I am terrible at abstracts. There, I have said it. Even when I write something moderately good I cannot create an abstract to fully showcase the work. I try to rebuild the paper in bits and pieces, awkwardly finagling main ideas into phrases. Concepts that took me pages to explain and explore are now cut up and reconfigured. I am terrible at abstracts.

Part of the problem (and honestly I don’t know if this is common practice or not), is that I write my abstracts only after the paper is complete. Maybe if I started writing my abstracts before I had any fully formed ideas it may flow more smoothly. I don’t know. Maybe if I didn’t have anything to chop up to begin with then I wouldn’t feel so bad about the process. That poses a problem too (and again, I am not sure if this is common practice), but when I start writing a paper I never really know where it will go, making it nearly impossible to actually write an abstract. The things I think I will be writing about shift and bend as the paper progresses. If I did write an abstract before the paper, it would most certainly be an abstract of a paper I never wrote.

Tonight I was looking over my Dickens paper for the umpteenth time, mainly because I have to create an abstract for it. And I did. I honestly really like how this paper turned out. But the abstract… meh.

Here is the abstract as it stands. Make what you will of it.

If you happen to like it, well then the paper is just as good. If you hate it, then I promise the actual paper is way better!

Estella, A Fascinating Spectacle: “I Am What You Have Made Me”

Charles Dickens’s Great Expectations employs a most strange form of first person narration; even though Pip, the main character, narrates the novel, he does so from the vantage point of adulthood, looking back upon his youth. Thus there is a clear distinction between Pip, the character, and, for the sake of simplification, the wiser and older Pip. Yet they are still the same person. It must be noted that despite Pip’s attempt to retell the story as he had known it at the time, there is always a shadow of the wiser and older Pip overcast upon the narrative. Young Pip’s life story as it is presented to the reader is mediated through a retrospective lens. As Pip recreates himself from memory, so does he recreate all those who once surrounded him, most importantly Estella. Arguably Anamnesis, the Platonic concept of creation and recreation from memory, is a prevalent theme within character formulation throughout the novel, especially between Estella and Pip, addressing two very important questions: is Great Expectations a bildungsroman that traces Pip’s progress as he is formed by the memory of Estella, or is the image of Estella, as recollected by Pip, simultaneously constructed by him?
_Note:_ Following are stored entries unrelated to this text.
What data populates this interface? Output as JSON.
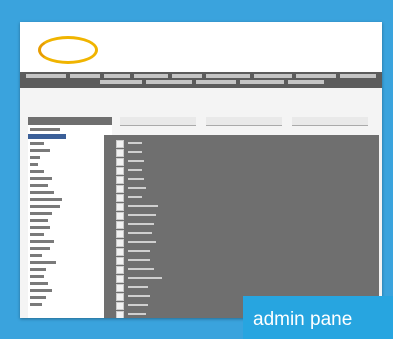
{
  "caption": {
    "text": "admin pane"
  },
  "colors": {
    "background": "#3aa3dd",
    "navbar": "#5c5c5c",
    "content_panel": "#6f6f6f",
    "caption_bg": "#27a5e0",
    "logo_ring": "#f0b400"
  },
  "icons": {
    "logo": "company-logo",
    "checkbox": "checkbox-icon"
  }
}
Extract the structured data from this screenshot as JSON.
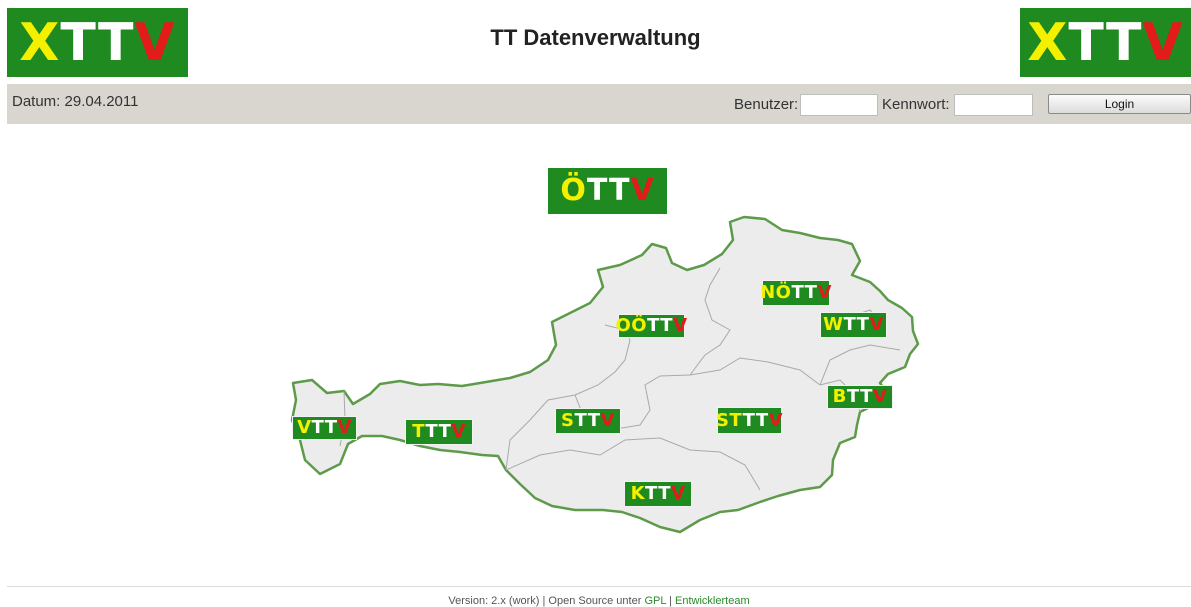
{
  "header": {
    "title": "TT Datenverwaltung",
    "logo_left": {
      "p1": "X",
      "p2": "TT",
      "p3": "V"
    },
    "logo_right": {
      "p1": "X",
      "p2": "TT",
      "p3": "V"
    }
  },
  "toolbar": {
    "date_text": "Datum: 29.04.2011",
    "user_label": "Benutzer:",
    "user_value": "",
    "password_label": "Kennwort:",
    "password_value": "",
    "login_label": "Login"
  },
  "main": {
    "oettv_logo": {
      "p1": "Ö",
      "p2": "TT",
      "p3": "V"
    },
    "states": [
      {
        "key": "vttv",
        "p1": "V",
        "p2": "TT",
        "p3": "V"
      },
      {
        "key": "tttv",
        "p1": "T",
        "p2": "TT",
        "p3": "V"
      },
      {
        "key": "sttv",
        "p1": "S",
        "p2": "TT",
        "p3": "V"
      },
      {
        "key": "ooettv",
        "p1": "OÖ",
        "p2": "TT",
        "p3": "V"
      },
      {
        "key": "noettv",
        "p1": "NÖ",
        "p2": "TT",
        "p3": "V"
      },
      {
        "key": "wttv",
        "p1": "W",
        "p2": "TT",
        "p3": "V"
      },
      {
        "key": "bttv",
        "p1": "B",
        "p2": "TT",
        "p3": "V"
      },
      {
        "key": "stttv",
        "p1": "ST",
        "p2": "TT",
        "p3": "V"
      },
      {
        "key": "kttv",
        "p1": "K",
        "p2": "TT",
        "p3": "V"
      }
    ]
  },
  "footer": {
    "version_text": "Version: 2.x (work) | Open Source unter ",
    "gpl_link": "GPL",
    "separator": " | ",
    "team_link": "Entwicklerteam"
  },
  "colors": {
    "logo_green": "#1f8a1f",
    "logo_yellow": "#f4f000",
    "logo_red": "#e21b1b",
    "map_fill": "#ececec",
    "map_border": "#5d9a4a",
    "bar_bg": "#d9d6d0",
    "link": "#2b8a2b"
  }
}
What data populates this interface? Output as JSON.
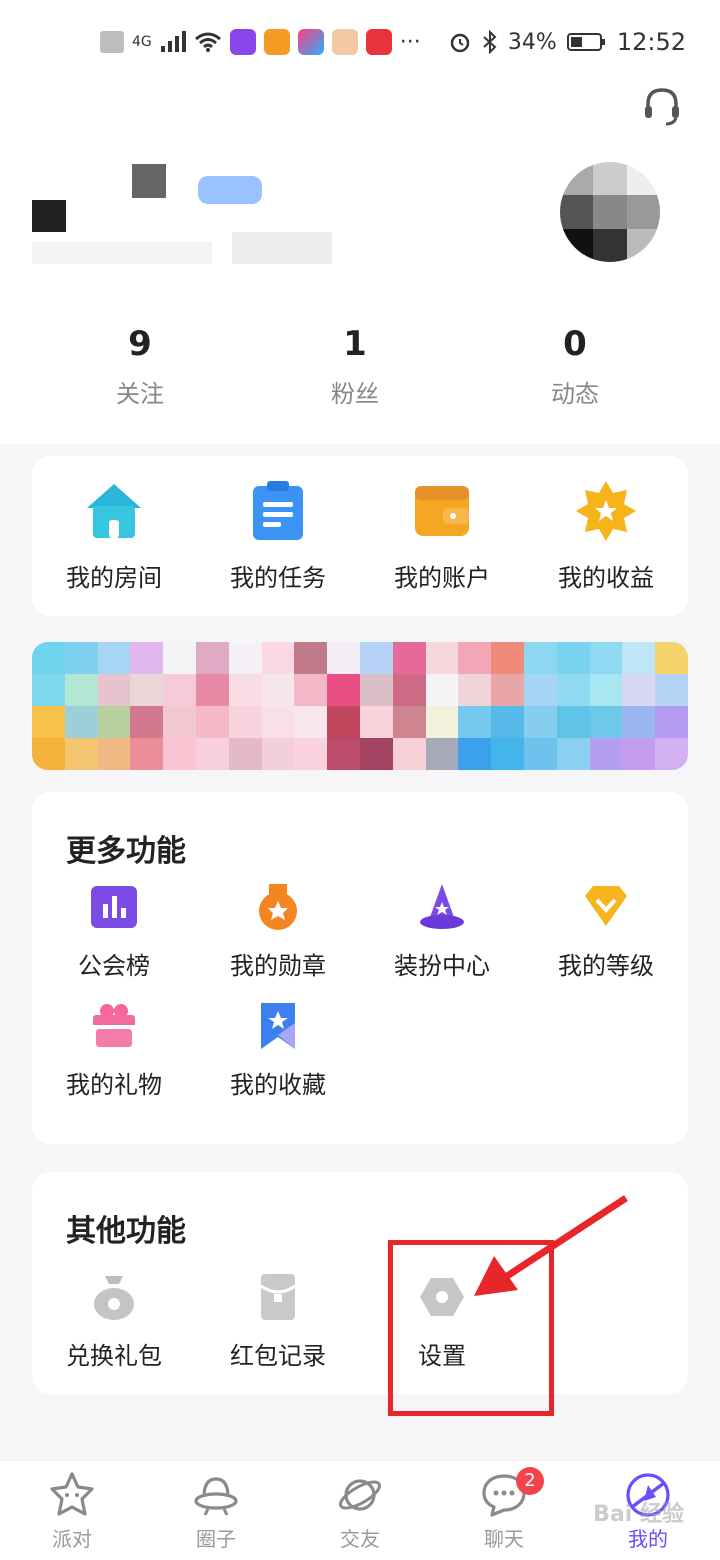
{
  "status_bar": {
    "network": "4G",
    "battery": "34%",
    "time": "12:52",
    "more": "···"
  },
  "stats": [
    {
      "num": "9",
      "label": "关注"
    },
    {
      "num": "1",
      "label": "粉丝"
    },
    {
      "num": "0",
      "label": "动态"
    }
  ],
  "quick": [
    {
      "label": "我的房间"
    },
    {
      "label": "我的任务"
    },
    {
      "label": "我的账户"
    },
    {
      "label": "我的收益"
    }
  ],
  "more_section": {
    "title": "更多功能",
    "items": [
      {
        "label": "公会榜"
      },
      {
        "label": "我的勋章"
      },
      {
        "label": "装扮中心"
      },
      {
        "label": "我的等级"
      },
      {
        "label": "我的礼物"
      },
      {
        "label": "我的收藏"
      }
    ]
  },
  "other_section": {
    "title": "其他功能",
    "items": [
      {
        "label": "兑换礼包"
      },
      {
        "label": "红包记录"
      },
      {
        "label": "设置"
      }
    ]
  },
  "tabs": [
    {
      "label": "派对"
    },
    {
      "label": "圈子"
    },
    {
      "label": "交友"
    },
    {
      "label": "聊天",
      "badge": "2"
    },
    {
      "label": "我的"
    }
  ],
  "colors": {
    "accent": "#6b4cff",
    "highlight": "#e8262a",
    "badge": "#f3434d"
  },
  "watermark": "Bai 经验"
}
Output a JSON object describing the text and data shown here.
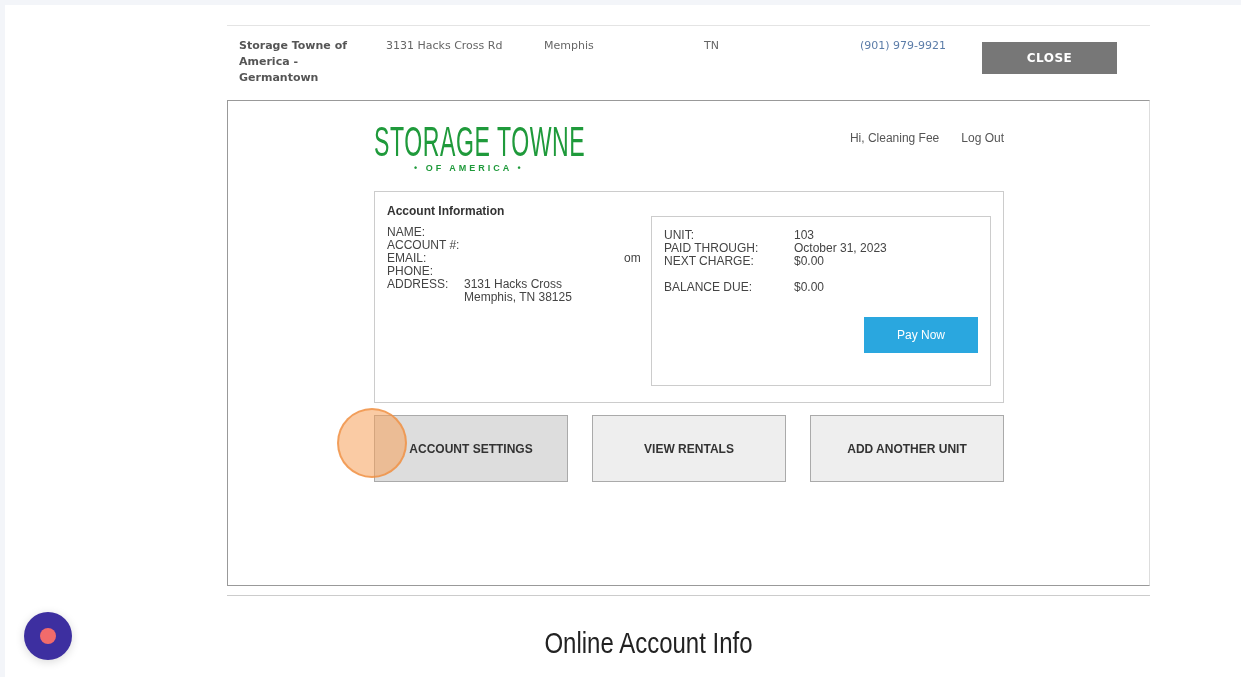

Pip’s great expectations, and quest for betterment, which stem from his adulation of Estella, function along the lines of personal elevation, congruent with the progress of the Petrarchan lover. While Pip may not necessarily knowingly subscribe to chastity in his pursuit of Estella, arguably the Petrarchan lover does not willingly relinquish physical love, but rather acquiesces to forgo it in light of the impossibility of his love. The main difference relies on foreknowledge; the Petrarchan lover explores his love fully knowing it will remain unrequited, while Pip, despite having glimpses of truth, never gives up hope. Pip’s journey towards betterment is constantly caked in hope of achieving a union with Estella, and in the end, he achieves this, even if only in ambiguous terms. Once a novel has been read the reader usually regards the entire work through the lens of the ending, attempting to conceptualize all of the events in terms of the final outcome, and piecing them together in such ways as to shape the path for what the reader knows will happen.

The first ending which Dickens originally intended is bittersweet, filled with remorse, but also understanding. After Pip devotes a lifetime to Estella only to be rewarded with unrequited love, he understands his erroneous desires of ever gaining her acceptance, and finally lets go. The second ending, and the one with which most are familiar, is definitely too tidy; even scholars in favor of this ending will concede to this point. Estella’s character can either be seen as the cold hearted, calculating enchantress who refuses to return affection to the bitter end, and will always remain aloof and just out of Pip’s grasp. Or she may be regarded as the result of her upbringing, but a dynamic character who grows within the novel, learning from experience, and willing to be redeemed by Pip through forgiveness and acceptance of love. Regardless of which ending is used, the anguish the idea of Estella has brought Pip all of these years leads to this point, and in either ending Estella’s fascinating spectacle comes to an end.